The global phenomenon of femicide or gender based killings continue to take the lives of women all over the world.  In my annual statement to celebrate the International Day for the Elimination of Violence against Women, on 25 November 2018, I, along with other Platform   mechanisms, reiterated the call to all States to establish a femicide watch or a "gender-related killing of women watch" and called for States to send me data on femicide. I received submissions from a number of countries, including Argentina, Australia, Austria, Azerbaijan, Canada, Colombia, Costa Rica, Croatia, Ecuador, El Salvador, France, Georgia, Guatemala, Italy, Mexico, Nicaragua, Norway, Portugal, Qatar, Slovenia, Spain, Sweden, Switzerland, Turkey and the United Kingdom of Great Britain and Northern Ireland.  Over the course of the next two years, I aim to continue to support   the implementation of the recommendations in my 2016 report to the General Assembly and the establishment of Femicide prevention watches in all States.

Distinguished delegates

During this past year I have also noted the current disconnect between the United Nations Trust Fund on violence against women and this mandate, and in my report to the Human Rights Council I called for the establishment of cooperation between the mandate and the UN Trust Fund as envisaged in its founding General Assembly resolution (50/166) of 1996 that requests the Fund to cooperate closely, among others, with the Special Rapporteur on violence against women (para 3). 
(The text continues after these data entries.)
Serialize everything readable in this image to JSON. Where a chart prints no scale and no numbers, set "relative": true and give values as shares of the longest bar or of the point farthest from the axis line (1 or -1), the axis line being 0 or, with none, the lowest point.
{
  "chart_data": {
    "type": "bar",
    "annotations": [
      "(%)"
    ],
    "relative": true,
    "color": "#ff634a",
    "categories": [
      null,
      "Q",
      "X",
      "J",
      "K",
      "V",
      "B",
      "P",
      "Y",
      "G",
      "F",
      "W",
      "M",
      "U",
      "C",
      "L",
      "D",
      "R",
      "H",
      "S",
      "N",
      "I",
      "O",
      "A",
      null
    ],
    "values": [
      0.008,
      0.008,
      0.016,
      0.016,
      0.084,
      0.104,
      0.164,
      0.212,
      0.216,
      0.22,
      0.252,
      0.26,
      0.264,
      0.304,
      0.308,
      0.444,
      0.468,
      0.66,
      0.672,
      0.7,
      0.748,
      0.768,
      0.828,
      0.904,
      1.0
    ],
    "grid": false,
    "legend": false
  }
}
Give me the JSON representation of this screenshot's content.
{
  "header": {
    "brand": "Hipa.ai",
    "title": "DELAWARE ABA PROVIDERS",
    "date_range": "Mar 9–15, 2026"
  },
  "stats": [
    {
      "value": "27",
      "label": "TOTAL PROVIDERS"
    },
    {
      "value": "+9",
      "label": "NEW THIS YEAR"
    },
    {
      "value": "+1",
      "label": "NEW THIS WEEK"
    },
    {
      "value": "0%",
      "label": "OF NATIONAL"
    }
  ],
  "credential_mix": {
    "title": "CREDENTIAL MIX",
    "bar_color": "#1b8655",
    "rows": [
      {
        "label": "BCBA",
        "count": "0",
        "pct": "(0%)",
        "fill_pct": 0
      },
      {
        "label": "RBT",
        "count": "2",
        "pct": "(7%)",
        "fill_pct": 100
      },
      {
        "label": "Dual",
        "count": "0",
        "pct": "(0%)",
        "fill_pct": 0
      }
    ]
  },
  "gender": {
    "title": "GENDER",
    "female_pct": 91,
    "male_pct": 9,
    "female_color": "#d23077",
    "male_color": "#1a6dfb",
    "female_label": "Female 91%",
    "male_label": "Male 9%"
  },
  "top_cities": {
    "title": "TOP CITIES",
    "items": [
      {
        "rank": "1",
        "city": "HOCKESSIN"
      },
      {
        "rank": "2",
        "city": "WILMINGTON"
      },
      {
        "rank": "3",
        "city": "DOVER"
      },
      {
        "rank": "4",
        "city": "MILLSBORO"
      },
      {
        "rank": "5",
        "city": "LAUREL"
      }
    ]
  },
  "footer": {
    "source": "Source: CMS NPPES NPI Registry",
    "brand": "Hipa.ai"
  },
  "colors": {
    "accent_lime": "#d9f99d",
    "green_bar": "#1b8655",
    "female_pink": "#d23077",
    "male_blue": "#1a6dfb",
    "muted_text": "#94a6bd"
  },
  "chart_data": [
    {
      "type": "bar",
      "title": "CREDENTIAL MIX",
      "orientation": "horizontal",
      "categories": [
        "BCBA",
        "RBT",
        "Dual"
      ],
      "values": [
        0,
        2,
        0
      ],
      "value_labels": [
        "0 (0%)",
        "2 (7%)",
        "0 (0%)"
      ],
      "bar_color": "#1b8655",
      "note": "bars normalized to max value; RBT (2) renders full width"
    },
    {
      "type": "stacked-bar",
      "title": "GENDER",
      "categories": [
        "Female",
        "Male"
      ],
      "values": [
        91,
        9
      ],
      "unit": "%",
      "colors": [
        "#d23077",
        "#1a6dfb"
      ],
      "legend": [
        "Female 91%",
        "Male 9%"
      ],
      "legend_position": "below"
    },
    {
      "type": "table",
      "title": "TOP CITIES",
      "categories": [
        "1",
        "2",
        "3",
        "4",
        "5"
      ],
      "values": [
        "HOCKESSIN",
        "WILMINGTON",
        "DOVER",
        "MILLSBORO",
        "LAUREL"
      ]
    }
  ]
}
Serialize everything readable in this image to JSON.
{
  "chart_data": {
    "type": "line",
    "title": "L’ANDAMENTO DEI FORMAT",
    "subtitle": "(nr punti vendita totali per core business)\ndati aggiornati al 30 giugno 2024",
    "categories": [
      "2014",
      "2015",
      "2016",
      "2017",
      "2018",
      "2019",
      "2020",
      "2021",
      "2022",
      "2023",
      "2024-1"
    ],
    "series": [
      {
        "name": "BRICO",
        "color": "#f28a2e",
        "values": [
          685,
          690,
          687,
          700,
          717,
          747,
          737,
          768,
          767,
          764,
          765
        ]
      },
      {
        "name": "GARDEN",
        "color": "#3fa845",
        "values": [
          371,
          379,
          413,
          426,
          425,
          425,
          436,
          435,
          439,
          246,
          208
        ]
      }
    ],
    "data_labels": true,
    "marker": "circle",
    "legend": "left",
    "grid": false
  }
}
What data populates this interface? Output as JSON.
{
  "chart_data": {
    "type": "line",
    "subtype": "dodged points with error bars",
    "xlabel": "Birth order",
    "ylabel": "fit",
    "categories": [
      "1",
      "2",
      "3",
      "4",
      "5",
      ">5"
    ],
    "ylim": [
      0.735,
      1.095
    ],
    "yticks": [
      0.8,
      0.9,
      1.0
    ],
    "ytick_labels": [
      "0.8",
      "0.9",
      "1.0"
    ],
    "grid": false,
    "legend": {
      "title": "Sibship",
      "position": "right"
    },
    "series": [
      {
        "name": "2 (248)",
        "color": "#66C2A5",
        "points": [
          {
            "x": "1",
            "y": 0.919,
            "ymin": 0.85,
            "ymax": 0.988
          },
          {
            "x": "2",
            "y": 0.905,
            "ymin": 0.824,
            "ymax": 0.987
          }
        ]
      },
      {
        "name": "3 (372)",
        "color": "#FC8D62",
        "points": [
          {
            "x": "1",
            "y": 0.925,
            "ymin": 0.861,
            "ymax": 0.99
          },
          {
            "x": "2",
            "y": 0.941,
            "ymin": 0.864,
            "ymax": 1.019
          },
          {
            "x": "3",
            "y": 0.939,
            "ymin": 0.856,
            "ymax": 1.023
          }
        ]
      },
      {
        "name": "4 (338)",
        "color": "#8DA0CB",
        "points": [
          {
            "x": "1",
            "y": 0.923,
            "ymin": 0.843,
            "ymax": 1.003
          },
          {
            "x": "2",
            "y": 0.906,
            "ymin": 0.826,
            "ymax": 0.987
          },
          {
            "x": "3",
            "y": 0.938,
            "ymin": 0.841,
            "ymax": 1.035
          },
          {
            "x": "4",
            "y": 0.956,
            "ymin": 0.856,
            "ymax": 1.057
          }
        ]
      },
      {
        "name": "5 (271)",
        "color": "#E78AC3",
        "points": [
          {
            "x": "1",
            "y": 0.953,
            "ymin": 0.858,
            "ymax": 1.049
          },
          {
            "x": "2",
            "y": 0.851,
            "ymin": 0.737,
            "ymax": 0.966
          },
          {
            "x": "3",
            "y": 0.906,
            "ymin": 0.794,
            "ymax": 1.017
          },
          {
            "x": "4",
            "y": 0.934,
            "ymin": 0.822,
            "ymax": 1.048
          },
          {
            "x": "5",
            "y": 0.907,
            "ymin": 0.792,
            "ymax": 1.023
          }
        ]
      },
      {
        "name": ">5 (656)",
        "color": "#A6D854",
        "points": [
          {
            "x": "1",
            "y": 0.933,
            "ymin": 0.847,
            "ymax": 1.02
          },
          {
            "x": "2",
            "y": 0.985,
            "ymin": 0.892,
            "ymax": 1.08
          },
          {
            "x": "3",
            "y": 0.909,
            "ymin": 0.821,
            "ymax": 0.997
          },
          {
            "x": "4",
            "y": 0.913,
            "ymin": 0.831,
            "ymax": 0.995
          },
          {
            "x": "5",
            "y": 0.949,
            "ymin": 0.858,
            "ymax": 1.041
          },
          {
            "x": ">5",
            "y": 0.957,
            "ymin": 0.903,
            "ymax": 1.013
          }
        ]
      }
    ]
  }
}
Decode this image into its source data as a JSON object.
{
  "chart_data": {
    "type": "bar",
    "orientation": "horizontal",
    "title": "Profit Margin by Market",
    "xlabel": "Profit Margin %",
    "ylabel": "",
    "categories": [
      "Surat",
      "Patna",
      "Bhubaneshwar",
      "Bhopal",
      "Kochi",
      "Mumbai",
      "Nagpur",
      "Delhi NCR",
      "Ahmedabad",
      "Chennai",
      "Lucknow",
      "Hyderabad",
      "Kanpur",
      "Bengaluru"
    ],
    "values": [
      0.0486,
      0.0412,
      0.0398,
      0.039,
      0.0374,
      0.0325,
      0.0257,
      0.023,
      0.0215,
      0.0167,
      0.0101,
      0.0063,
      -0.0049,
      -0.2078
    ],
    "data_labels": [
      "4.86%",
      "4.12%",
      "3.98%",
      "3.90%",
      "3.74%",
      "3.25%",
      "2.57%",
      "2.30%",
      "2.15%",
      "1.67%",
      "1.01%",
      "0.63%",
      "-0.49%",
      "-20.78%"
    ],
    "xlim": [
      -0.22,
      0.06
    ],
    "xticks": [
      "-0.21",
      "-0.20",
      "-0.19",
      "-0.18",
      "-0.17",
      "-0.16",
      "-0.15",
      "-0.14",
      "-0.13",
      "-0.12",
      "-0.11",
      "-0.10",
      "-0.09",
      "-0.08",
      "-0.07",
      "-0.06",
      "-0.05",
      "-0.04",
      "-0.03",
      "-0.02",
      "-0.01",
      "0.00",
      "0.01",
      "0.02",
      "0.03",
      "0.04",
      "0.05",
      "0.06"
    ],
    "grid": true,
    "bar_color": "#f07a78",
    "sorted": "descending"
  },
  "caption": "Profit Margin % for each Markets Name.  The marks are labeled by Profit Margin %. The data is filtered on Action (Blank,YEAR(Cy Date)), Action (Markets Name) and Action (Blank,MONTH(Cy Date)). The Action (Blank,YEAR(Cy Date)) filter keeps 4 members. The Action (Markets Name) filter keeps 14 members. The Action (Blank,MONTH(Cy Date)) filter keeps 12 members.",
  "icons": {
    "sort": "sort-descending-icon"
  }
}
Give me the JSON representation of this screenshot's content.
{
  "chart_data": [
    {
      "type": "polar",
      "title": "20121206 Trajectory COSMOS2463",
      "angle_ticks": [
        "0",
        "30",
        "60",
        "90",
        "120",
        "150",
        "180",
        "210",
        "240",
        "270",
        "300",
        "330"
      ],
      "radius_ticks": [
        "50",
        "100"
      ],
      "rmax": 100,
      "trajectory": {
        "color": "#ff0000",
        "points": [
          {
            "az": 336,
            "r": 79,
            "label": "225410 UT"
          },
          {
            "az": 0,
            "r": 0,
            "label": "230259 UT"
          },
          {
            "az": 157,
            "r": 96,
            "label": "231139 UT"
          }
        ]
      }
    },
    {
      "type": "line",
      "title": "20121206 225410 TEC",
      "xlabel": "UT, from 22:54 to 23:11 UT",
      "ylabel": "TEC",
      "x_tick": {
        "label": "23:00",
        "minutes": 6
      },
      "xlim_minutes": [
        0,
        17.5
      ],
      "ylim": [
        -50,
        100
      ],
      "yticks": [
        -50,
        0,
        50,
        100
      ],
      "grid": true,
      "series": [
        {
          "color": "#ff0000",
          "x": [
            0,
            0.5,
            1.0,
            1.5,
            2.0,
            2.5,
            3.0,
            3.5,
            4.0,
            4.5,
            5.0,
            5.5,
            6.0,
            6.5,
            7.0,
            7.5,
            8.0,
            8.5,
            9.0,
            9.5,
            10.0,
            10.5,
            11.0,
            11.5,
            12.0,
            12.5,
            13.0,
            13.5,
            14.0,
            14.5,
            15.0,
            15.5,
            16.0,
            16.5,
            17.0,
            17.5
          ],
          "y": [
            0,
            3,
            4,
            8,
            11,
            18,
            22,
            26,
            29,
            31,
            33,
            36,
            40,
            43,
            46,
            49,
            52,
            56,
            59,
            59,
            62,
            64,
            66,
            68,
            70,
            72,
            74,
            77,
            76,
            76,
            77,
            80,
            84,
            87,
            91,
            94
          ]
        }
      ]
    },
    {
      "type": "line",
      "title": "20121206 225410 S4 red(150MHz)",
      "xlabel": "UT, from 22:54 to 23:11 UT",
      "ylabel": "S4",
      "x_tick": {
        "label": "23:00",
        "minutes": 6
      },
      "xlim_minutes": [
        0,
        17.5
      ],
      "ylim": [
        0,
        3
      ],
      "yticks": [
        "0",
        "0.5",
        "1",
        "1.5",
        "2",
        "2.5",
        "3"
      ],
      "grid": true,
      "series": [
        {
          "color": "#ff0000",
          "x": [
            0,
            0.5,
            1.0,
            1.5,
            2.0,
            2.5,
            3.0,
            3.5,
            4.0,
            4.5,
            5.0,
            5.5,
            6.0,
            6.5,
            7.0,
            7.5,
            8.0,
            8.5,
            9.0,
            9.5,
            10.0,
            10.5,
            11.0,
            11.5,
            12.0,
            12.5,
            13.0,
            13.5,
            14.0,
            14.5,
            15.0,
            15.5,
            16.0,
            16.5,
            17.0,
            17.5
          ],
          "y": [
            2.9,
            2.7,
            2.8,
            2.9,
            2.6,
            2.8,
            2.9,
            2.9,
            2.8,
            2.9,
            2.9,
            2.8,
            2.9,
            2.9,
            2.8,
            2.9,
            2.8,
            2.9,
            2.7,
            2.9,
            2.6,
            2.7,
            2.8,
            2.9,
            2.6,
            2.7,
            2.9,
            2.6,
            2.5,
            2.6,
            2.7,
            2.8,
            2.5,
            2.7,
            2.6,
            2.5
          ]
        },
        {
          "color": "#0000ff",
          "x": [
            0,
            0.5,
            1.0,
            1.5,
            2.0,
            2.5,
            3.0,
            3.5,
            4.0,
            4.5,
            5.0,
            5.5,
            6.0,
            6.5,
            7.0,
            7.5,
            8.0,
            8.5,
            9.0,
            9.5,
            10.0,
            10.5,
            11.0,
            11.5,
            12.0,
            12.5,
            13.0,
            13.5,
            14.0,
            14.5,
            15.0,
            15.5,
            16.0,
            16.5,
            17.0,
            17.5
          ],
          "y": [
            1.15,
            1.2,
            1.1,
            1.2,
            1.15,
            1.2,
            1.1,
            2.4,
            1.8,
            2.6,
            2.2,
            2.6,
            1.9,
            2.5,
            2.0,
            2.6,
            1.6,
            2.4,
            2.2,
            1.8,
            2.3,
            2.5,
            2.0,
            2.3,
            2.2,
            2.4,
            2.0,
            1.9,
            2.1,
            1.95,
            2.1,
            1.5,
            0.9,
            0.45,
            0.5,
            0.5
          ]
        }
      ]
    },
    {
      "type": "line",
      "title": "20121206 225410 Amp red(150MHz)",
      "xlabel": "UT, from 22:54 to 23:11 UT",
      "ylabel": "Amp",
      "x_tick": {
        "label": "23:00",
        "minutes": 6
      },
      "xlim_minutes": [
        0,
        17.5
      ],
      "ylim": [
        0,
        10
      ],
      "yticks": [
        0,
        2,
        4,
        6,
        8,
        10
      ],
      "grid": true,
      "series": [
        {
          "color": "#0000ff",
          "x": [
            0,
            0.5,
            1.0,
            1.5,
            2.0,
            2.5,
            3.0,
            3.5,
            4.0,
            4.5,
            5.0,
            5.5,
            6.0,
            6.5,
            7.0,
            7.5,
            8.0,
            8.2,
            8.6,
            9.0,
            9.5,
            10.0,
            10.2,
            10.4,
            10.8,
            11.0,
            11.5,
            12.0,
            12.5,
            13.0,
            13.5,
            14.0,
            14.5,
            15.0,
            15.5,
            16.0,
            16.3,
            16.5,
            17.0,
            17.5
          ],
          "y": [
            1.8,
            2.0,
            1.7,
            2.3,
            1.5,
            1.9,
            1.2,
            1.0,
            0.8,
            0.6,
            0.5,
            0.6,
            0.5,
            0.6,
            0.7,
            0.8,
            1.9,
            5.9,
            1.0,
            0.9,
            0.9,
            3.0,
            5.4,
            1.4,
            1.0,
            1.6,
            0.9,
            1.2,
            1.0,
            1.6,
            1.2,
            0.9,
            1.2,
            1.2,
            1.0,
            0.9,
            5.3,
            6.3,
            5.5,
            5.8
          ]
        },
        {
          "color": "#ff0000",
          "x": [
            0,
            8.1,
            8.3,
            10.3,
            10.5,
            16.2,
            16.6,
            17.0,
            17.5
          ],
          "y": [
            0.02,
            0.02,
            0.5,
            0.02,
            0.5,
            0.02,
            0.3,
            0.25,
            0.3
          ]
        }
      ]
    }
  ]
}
In July 2019, the Human Rights Council adopted resolution 41/17.  In addition to renewing the mandate, the resolution also "encourages relevant United Nations agencies, funds and programmes, in particular the United Nations Entity for Gender Equality and the Empowerment of Women, the United Nations Trust Fund in support of actions to eliminate violence against women, the treaty bodies and the special procedure mandate holders, within their respective mandates, and civil society actors, including non-governmental organizations, as well as the private sector, to cooperate fully with the Special Rapporteur on violence against women, its causes and consequences, in the fulfilment of her mandate". As such, I again reiterate my call for the establishment of such cooperation and seek your support in that regard.

Ladies and gentlemen,

As we approach the 25 year review of the Beijing Platform for Action in 2020, we must ensure that that the progress that has been made in placing violence against women firmly on the international agenda as a violation of women's human rights and a form of gender-based discrimination is not lost but upgraded.  Indeed it should be considered as a priority concern that should be addressed each year by the Commission on the Status of Women.  The Platform of independent mechanisms on the elimination of violence against must be integrated into the BPA review process.  The Platform is currently working on the development of a publication on the role of independent mechanisms on the elimination of violence against women in the implementation of the Beijing Declaration and Platform for Action.

Thank you

[1] https://www.ohchr.org/EN/Issues/Women/SRWomen/Pages/CooperationGlobalRegionalMechanisms.aspx

[2] Along with the mandate of the Special Rapporteur, the Platform includes: the Committee on the Elimination of Discrimination against Women; the Inter-American Commission on Human Rights Special Rapporteur on the Rights of Women; the Working Group on the issue of discrimination against women in law and in practice; the African Commission on Human and Peoples' Rights Special Rapporteur on the Rights of Women in Africa; the Committee of Experts of the Follow-up Mechanism to the Belém do Pará Convention; and the Council of Europe Group of Experts on Action against Violence against Women and Domestic Violence.